Die Entwicklung hin zu einem eigenständigen StB-Recht wurde zum einen durch die o. g. Aufgabe der umgekehrten MGB gefördert, zum anderen hat der Gesetzgeber festgelegt, dass nicht nur rein steuerliche, sondern auch originär handelsrechtliche Wahlrechte, die korrespondierend im Steuerrecht bestehen, i. R.d. steuerlichen Gewinnermittlung prinzipiell neu und unabhängig ausgeübt werden dürfen (vgl. § 5 Abs. 1 Satz 1 EStG; BMF, Schreiben v. 12.03.2010, IV C 6 – S 2133/09/10001, BStBl. I 2010, S. 239ff., dortige Rz. 13, 16). Der Grund für diese Entwicklung wird bisweilen darin gesehen, dass das Steuerrecht einzig den Zweck verfolgt, den Gewinn zur Messung der steuerlichen Leistungsfähigkeit zu ermitteln. So bezeichnet etwa Weber-Grellet HB und StB auch als "funktional inkompatibel" (Weber-Grellet, BB 1999, S. 2659 (2661)).
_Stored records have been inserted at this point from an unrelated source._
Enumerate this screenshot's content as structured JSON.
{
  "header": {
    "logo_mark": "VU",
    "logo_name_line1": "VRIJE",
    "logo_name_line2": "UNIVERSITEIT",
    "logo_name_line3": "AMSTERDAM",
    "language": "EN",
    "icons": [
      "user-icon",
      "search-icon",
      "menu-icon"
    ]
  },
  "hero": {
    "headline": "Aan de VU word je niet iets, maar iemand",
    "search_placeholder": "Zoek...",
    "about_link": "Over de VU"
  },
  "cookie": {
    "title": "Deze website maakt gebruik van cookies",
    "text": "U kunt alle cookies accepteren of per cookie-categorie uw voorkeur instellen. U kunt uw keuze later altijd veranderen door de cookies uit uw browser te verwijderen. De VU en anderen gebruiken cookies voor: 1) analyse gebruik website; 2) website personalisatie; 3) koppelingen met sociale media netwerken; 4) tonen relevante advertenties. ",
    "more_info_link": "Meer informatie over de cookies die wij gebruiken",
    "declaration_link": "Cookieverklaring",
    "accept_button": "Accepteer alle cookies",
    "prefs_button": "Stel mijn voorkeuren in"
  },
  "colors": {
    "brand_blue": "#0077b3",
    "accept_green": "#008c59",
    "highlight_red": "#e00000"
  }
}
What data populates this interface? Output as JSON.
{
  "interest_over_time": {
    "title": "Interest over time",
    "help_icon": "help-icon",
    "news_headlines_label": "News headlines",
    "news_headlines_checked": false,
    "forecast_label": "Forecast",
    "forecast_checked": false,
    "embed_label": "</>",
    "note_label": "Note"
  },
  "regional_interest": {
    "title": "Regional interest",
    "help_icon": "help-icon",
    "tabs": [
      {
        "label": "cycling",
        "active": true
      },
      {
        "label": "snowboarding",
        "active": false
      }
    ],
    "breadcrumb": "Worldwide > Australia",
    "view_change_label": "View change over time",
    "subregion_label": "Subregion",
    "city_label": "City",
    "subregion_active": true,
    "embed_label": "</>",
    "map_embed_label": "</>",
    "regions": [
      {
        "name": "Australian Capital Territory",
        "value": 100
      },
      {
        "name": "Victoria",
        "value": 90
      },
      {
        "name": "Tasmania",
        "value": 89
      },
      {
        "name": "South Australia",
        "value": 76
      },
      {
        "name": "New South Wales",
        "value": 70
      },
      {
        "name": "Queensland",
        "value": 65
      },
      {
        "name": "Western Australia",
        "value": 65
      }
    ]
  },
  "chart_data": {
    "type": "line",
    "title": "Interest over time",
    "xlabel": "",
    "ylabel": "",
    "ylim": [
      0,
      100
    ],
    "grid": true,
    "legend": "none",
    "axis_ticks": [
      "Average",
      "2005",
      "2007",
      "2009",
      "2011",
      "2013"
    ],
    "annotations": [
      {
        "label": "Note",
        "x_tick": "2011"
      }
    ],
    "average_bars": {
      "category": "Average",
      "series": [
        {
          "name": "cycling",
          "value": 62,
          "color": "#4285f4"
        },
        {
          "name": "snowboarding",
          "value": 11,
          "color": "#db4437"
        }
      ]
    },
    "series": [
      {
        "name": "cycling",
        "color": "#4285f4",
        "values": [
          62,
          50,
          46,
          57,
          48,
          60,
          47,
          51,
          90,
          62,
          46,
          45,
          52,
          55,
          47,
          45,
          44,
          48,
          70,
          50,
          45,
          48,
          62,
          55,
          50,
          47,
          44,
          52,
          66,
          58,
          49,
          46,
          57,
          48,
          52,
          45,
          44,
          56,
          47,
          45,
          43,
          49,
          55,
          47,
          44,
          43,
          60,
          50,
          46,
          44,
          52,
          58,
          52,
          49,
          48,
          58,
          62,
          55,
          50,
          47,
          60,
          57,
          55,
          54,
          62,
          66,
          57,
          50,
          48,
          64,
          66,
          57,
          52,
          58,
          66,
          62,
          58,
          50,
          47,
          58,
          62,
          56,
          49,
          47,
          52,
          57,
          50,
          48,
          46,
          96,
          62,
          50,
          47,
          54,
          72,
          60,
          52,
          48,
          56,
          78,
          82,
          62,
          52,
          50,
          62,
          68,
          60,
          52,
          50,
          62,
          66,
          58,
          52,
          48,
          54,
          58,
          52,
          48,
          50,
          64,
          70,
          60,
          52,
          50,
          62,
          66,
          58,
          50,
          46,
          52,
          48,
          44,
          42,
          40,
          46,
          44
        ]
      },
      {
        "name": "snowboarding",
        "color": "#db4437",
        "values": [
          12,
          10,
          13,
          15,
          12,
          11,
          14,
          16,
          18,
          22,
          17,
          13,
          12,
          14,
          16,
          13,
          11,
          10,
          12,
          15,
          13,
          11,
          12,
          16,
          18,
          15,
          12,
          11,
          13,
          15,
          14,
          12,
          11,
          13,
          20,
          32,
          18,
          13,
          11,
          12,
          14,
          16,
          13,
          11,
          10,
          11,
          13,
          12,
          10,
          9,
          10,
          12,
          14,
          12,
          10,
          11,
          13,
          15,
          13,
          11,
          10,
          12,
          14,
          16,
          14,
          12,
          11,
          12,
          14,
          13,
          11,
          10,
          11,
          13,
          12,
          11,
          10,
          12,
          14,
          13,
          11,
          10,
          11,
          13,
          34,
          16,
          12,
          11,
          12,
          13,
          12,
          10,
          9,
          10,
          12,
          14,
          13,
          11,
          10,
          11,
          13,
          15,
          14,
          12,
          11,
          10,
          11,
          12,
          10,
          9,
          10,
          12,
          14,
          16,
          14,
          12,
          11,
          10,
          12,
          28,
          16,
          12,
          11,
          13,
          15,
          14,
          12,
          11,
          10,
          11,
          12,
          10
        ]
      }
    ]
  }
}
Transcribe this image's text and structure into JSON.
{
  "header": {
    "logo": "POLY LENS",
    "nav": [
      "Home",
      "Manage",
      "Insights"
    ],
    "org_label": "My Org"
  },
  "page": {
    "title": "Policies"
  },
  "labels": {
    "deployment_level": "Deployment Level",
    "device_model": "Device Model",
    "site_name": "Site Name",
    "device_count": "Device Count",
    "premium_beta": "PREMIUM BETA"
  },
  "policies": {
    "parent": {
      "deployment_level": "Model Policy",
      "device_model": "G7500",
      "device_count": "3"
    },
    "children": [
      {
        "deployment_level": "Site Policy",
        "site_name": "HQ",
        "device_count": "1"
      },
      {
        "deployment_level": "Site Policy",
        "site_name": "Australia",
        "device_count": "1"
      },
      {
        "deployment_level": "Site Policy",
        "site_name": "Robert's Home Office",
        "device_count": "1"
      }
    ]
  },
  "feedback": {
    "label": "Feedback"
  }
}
Aber auch wenn weniger die – u. E. nicht bestehende – grds. Unvereinbarkeit der Zielsetzungen als vielmehr die Vorgaben des Steuergesetzgebers als ursächlich für die umfangreichen Abweichungen von HB und StB erscheinen, so ändert dies nichts daran, dass die "Einheitsbilanz für handels- und steuerbilanzielle Zwecke [...] weitgehend der Vergangenheit" (Prinz, StuB 2017, S. 91 (91); fernerhin HdR-E, Kap 3, Rn. 11ff.; Weber-Grellet, BB 2011, S. 43ff.) angehört.

 

Rn. 27

Stand: EL 26 – ET: 11/2017

Ungewiss erscheint, ob der Gesetzgeber langfristig daran festhalten wird, die "Vorzüge der Maßgeblichkeit des handelsrechtlichen Jahresabschlusses für die steuerliche Gewinnermittlung" (BT-Drs. 16/10067, S. 32) zu bewahren oder eine eigenständige steuerliche Gewinnermittlung favorisiert. Indes ist anzumerken, dass derartigen Tendenzen i. R.d. Auslegung des (steuerlichen) HK-Begriffs durch den im Zuge des Gesetzes zur Modernisierung des Besteuerungsverfahrens vom 18.07.2016 (BGBl. I 2016, S. 1679ff.) neu eingefügten § 6 Abs. 1 Nr. 1b EStG und die damit verbundene Stärkung der Maßgeblichkeit in entscheidendem Maße entgegengewirkt wurde (vgl. dazu grundlegend wie ausführlich Meyering/Gröne, DStR 2016, S. 1696ff.; Velte, StuB 2016, S. 407ff, jeweils m. w. N.).